There are 2700+ comments on that op-ed. I read a few of them. A lot are attacks on Yang, often attacking him for things he did not say. A few are supportive.
DuToit’s essay was called “The Pussification of America” and it was right on point; I’m hoping he’ll re-reun it someday on his new blog.
“Many boys are thus often growing up raised by single mothers, the share more than doubling between 1980 and 2019, from 18 percent to 40 percent.”

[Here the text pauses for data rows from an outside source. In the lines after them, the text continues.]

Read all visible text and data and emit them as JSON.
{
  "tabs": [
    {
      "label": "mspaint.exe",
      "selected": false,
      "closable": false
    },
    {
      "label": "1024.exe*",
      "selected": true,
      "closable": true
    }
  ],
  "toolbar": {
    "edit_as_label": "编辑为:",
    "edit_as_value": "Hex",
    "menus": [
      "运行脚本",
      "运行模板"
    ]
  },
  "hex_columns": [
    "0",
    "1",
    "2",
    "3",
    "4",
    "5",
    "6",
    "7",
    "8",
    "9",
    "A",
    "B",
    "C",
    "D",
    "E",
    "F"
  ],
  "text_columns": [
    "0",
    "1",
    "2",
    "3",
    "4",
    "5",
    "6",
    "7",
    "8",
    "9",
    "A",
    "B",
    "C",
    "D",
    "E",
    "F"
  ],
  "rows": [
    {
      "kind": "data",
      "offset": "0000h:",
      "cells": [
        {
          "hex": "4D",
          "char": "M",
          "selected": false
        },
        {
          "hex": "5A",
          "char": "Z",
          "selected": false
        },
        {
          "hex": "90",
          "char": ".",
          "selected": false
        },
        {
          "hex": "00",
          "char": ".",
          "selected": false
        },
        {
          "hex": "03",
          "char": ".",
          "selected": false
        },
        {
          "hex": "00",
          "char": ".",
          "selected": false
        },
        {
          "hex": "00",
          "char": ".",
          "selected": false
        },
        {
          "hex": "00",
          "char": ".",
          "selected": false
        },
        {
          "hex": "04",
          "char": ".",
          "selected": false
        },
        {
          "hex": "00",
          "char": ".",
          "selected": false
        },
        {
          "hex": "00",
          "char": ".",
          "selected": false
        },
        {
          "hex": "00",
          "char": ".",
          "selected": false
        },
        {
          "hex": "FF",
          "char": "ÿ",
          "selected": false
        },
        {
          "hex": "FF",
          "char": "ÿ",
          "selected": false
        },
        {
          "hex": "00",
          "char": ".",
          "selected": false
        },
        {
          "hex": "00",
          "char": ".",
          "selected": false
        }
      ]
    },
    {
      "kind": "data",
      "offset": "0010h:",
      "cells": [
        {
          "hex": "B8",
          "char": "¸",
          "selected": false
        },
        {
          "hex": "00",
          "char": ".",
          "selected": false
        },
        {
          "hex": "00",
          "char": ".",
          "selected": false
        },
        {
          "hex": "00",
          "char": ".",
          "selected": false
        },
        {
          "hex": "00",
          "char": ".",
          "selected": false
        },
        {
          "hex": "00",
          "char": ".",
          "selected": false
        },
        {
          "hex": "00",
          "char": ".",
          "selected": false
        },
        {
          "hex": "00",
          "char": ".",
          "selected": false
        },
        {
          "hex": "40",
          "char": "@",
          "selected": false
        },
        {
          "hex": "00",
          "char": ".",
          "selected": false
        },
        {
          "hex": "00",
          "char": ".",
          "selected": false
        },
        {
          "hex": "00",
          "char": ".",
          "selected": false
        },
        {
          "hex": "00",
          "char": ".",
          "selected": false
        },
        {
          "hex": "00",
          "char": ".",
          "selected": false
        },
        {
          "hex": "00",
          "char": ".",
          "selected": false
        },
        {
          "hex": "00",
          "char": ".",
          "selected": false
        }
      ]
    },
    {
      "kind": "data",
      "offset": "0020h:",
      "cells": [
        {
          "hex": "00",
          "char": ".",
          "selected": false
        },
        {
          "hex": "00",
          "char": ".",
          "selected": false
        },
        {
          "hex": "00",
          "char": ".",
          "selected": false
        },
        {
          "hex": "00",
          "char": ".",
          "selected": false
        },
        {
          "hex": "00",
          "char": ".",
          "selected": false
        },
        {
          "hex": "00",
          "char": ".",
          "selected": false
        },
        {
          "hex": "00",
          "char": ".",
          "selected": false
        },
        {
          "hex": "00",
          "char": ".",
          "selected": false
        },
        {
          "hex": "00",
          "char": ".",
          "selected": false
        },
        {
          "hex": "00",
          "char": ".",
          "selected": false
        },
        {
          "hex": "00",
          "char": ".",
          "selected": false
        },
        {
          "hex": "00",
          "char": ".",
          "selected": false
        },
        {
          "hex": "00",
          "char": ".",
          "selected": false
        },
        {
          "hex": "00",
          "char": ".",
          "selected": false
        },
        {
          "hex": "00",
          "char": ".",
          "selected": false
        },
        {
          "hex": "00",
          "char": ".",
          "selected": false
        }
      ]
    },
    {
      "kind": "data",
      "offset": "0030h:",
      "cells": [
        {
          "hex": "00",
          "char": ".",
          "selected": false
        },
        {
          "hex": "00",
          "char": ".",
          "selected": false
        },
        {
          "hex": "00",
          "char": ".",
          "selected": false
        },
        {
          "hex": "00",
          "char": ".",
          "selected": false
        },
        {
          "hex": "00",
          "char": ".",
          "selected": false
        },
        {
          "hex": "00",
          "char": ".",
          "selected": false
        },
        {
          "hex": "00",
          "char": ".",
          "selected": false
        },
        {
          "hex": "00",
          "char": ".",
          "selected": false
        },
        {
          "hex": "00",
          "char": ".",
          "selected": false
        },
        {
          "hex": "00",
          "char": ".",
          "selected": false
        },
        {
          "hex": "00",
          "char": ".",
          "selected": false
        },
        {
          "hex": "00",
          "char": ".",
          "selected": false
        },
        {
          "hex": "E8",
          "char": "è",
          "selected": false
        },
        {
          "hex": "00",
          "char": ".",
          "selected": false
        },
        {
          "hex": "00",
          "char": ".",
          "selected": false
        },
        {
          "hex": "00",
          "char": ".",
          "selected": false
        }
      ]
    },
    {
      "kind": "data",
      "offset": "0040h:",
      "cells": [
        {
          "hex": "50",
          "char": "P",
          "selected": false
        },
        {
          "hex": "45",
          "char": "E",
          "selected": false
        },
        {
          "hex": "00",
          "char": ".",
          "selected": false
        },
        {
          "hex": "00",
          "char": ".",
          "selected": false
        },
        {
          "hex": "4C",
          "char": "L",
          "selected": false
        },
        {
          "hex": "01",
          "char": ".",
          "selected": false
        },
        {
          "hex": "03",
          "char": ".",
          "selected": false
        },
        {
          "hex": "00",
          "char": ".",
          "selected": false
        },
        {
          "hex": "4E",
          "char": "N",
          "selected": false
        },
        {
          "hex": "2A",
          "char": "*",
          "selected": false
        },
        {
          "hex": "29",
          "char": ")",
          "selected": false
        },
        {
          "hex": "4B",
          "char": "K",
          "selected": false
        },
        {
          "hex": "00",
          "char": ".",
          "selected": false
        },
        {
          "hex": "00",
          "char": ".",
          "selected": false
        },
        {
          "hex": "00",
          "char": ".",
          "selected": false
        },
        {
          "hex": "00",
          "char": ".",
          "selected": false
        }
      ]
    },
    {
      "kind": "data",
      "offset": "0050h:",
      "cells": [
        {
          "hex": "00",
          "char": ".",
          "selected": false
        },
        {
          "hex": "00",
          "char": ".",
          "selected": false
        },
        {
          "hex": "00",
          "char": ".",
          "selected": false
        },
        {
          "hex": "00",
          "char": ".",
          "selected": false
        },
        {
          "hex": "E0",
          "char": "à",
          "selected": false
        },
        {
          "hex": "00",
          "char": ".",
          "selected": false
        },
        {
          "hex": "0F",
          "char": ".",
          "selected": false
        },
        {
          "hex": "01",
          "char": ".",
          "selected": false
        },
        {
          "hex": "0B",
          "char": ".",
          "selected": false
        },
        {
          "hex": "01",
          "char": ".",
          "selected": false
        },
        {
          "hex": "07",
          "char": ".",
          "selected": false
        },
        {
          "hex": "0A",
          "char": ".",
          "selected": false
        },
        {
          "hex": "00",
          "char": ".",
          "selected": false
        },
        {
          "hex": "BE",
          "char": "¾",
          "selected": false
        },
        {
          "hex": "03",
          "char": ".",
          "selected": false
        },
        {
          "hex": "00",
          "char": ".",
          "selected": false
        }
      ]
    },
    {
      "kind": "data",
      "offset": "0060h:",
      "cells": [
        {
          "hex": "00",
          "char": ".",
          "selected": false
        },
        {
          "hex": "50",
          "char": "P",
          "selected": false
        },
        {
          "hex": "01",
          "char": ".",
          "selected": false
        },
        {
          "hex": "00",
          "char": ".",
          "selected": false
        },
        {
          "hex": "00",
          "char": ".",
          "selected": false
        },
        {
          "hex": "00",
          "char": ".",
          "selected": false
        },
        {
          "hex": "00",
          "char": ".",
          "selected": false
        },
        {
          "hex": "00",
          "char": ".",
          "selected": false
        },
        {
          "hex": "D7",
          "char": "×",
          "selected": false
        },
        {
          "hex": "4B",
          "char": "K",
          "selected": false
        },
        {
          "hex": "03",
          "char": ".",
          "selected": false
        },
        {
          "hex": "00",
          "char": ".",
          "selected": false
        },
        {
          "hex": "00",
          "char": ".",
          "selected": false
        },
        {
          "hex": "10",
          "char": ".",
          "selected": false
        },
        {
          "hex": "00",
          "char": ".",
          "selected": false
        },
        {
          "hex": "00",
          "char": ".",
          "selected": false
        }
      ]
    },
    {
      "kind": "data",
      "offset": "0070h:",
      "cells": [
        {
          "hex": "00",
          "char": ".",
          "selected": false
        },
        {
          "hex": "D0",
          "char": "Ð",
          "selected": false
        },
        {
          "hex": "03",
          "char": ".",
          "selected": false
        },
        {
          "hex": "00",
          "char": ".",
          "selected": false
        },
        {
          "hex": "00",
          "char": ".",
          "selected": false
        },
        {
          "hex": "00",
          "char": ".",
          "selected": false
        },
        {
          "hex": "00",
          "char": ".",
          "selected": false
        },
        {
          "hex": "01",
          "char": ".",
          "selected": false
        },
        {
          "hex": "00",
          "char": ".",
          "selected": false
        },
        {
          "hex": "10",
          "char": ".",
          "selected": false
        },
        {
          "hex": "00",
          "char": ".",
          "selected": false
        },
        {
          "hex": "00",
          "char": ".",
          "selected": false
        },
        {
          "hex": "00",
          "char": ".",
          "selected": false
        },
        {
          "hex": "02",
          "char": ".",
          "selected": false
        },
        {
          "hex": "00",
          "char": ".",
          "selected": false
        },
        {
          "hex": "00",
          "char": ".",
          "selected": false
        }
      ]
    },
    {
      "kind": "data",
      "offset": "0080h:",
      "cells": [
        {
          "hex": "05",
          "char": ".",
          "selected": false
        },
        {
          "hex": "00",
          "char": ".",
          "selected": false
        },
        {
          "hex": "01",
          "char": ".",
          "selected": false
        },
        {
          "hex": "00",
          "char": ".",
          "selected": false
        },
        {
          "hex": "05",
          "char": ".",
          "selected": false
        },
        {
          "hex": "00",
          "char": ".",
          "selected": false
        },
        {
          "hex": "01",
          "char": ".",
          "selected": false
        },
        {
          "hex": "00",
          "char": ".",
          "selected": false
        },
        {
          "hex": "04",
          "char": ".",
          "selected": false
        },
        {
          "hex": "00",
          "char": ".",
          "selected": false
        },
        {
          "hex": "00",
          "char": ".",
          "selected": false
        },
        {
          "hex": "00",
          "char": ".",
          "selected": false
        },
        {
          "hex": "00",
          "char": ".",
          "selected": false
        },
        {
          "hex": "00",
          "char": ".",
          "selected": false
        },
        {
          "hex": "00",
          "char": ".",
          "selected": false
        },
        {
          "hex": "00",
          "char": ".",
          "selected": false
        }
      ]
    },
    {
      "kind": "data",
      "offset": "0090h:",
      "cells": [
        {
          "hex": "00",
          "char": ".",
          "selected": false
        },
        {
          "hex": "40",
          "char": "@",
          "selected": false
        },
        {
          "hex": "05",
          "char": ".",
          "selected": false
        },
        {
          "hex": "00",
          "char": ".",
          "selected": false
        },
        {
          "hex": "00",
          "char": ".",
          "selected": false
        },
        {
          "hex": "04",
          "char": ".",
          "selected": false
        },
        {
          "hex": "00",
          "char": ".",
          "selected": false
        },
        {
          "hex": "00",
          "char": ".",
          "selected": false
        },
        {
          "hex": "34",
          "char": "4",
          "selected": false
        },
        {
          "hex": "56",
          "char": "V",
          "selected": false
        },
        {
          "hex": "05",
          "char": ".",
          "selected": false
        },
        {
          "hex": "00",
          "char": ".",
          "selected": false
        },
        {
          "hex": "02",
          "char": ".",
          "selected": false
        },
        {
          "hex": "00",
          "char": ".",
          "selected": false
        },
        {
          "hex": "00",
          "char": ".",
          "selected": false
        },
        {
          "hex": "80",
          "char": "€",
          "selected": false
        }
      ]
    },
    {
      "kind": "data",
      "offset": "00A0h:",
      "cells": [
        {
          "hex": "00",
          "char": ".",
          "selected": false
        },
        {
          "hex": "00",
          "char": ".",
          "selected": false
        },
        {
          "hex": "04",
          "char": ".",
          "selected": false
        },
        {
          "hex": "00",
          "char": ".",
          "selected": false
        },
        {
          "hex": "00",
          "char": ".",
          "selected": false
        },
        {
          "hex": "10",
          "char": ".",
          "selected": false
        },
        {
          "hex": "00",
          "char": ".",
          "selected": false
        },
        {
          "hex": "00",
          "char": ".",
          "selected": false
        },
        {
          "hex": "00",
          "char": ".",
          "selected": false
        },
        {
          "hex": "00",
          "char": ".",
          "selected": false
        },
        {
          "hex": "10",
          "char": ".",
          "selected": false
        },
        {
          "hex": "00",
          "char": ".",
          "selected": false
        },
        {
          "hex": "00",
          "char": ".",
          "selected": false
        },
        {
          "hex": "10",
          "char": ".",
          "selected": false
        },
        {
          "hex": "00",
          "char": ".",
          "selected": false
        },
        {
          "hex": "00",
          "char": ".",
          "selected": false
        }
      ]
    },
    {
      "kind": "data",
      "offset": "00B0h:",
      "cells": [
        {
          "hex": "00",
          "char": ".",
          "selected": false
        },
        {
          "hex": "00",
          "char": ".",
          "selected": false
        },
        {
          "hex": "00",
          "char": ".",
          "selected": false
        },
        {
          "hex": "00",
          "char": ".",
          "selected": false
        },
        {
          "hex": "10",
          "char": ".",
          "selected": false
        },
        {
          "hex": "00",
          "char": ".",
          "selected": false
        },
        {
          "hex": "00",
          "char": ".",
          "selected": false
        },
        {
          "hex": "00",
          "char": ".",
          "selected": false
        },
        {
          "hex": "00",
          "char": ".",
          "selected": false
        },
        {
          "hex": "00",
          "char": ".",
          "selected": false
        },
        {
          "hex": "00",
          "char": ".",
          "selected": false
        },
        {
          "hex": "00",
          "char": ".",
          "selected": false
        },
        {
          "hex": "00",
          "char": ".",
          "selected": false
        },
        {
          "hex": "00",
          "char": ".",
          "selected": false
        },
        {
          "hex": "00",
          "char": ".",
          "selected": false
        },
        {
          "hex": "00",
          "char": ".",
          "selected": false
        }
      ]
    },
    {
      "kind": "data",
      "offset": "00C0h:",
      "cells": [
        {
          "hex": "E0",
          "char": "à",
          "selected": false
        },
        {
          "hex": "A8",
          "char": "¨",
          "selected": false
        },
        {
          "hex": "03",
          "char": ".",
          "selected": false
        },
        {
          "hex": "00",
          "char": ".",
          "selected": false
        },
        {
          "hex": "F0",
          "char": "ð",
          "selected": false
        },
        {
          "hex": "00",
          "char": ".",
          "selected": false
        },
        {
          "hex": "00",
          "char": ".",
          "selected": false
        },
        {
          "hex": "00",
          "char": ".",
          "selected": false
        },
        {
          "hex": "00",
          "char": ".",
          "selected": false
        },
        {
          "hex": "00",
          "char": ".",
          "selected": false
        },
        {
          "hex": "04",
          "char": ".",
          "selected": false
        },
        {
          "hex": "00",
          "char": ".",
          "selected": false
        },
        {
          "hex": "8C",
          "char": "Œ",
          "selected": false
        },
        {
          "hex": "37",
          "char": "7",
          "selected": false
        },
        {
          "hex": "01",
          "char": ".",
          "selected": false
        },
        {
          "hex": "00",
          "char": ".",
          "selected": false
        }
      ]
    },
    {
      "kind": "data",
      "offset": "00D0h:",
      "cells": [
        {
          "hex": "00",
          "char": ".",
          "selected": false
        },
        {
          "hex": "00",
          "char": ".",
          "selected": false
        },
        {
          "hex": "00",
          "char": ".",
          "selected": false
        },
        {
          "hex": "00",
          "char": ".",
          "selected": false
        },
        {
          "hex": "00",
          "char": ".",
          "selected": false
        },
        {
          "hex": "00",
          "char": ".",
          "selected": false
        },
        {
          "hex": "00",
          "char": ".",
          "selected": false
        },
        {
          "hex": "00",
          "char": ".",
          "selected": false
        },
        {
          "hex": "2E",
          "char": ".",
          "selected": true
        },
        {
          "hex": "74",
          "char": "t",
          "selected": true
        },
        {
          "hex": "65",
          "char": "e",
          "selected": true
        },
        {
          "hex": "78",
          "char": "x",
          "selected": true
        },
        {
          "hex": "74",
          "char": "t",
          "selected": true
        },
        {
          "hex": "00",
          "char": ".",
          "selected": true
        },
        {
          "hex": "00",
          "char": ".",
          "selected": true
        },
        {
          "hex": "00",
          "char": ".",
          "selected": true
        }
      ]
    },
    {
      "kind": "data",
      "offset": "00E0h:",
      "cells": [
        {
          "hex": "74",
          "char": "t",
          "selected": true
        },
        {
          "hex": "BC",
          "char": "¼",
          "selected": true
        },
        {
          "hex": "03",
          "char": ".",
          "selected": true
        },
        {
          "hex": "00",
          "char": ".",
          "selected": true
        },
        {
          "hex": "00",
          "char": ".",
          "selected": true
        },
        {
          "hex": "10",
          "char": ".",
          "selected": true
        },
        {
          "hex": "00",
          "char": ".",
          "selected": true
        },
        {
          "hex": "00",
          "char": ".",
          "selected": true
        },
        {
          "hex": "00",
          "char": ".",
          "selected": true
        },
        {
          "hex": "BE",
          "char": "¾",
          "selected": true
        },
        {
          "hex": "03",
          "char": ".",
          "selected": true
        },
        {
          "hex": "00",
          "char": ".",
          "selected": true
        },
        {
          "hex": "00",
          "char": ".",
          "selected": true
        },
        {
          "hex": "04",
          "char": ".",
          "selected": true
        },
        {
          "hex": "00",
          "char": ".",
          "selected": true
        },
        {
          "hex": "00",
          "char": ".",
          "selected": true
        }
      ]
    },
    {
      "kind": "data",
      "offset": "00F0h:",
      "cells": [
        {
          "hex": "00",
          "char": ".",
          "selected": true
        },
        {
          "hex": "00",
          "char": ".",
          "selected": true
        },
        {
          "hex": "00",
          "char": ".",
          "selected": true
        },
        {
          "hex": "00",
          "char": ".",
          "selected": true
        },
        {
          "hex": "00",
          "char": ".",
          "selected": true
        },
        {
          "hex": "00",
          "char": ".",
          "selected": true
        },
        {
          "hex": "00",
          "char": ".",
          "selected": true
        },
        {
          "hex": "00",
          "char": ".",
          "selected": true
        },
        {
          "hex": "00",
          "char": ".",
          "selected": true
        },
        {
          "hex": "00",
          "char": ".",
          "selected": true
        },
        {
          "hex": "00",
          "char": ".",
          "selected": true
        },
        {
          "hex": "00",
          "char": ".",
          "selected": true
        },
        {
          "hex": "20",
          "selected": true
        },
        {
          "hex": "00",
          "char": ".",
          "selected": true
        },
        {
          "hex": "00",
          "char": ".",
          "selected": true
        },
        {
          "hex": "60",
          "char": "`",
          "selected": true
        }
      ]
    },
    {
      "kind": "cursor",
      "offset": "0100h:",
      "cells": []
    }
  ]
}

It’s more than mere acceptance of single mothers, it’s encouragement, especially by people not smart enough to understand that males and females are not just a little different, they’re hugely different and require different very significantly different parenting styles, styles that women cannot do because they’re not men.
As for the issue of “Men now make up only 40.5 percent of college students,” some of that might be a positive in that a percentage of those “missing men” may have figured out that most of higher education is little more than a debt funded dollar-generating scam for the colleges and that good careers with very good pay are available outside of the post-university ghetto.
Good point on “debt scam”. Not so much for STEM fields though even there you have to be a bit careful (for example, an MS in Physics is an utter waste of money, though a Ph.D. is useful). But the “fuzzy topics” — as Robert Heinlein tagged them — are hardly worth studying at all and certainly not at the expense that colleges charge.